This question is related to this one. I have a family of classes of type Config and all of them are built using a builder pattern. Therefore, I have also ConfigBuilder classes that form a hierarchy as well, since many implementation share the same behaviour.
What I want to achieve is that ConfigBuilder expose a method build
which always perform these steps: validate the parameters (throwing an exception if not valid) and build the Config. Of course I would like to do this with the least possible duplication of code.

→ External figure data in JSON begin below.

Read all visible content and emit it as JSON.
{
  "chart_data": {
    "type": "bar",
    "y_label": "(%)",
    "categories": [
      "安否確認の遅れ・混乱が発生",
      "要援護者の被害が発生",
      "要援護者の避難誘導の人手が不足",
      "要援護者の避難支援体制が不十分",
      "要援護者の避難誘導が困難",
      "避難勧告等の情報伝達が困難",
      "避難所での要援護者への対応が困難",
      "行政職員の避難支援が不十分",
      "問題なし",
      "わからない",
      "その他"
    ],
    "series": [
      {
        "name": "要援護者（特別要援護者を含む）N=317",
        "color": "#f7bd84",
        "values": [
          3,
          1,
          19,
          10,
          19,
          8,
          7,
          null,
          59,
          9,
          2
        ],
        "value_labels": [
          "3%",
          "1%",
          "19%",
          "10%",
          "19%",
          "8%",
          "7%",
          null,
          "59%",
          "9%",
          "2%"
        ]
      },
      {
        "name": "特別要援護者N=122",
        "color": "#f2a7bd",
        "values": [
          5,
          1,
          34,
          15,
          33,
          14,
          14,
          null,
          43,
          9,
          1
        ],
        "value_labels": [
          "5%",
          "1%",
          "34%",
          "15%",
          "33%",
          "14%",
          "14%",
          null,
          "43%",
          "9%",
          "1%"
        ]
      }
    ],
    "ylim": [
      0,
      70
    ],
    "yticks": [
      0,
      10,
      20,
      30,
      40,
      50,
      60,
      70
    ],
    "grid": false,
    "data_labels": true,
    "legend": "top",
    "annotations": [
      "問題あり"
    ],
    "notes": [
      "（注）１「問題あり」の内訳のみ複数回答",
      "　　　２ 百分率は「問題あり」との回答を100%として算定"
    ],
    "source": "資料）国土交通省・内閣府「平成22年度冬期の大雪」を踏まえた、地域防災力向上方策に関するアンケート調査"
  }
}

In fact, the build method can be ideally split in two parts: a common build of the parameters shared by all implementation of Config and a implementation-specific build for each Config.
This is an example of the superclasses
abstract class Config {
def name: String
def query: String
def sourceTable: String
}
abstract class ConfigBuilder {
// common variables are set through setters by the user, which finally calls build
def build = {
validate
val sourceTable = extractFrom(query) // private local method
// it will contain more fields, extracted from the ones set by the user
buildInternal(sourceTable)
}
def validate = {
if(name == null) throw new Exception() // and all common checks
}
abstract def buildInternal(s:String): Config
}
And this is an implementation
case class Factlog private (
name:String, query:String, sourceTable:String, description: String)
class FactlogBuilder extends ConfigBuilder {
// description is set through setters by the user
def validate = {
super.validate()
if(description == null) throw new Exception()
}
def buildInternal(s:String) =
Factlog(name,query,s,description)
}
This snippet of code works but I would like to understand if this is the best way to do implement the build
and buildInternal
method.
- With this approach,
buildInternal
signature will change with any new Factlog specific parameter, so the solution will be to place the computation ofsourceTable
in ConfigBuilder, outside the method build - If I do this, I am forced to generate
sourceTable
before the call to validate - As last approach, I could instantiate the variable outside as
var sourceTable = _
and then, after validate method call, give it the value returned by the methodextractQuery
I am tempted to use the approach 3, but I assume this is not really how Scala should be used. I am sure there are better approaches to compose these hierarchies.
P.S. the list of parameters will surely grow over time, so this is something that I have to consider. Moreover, the builder pattern usage is facilitated by a Spark feature that at the moment I cannot avoid to use.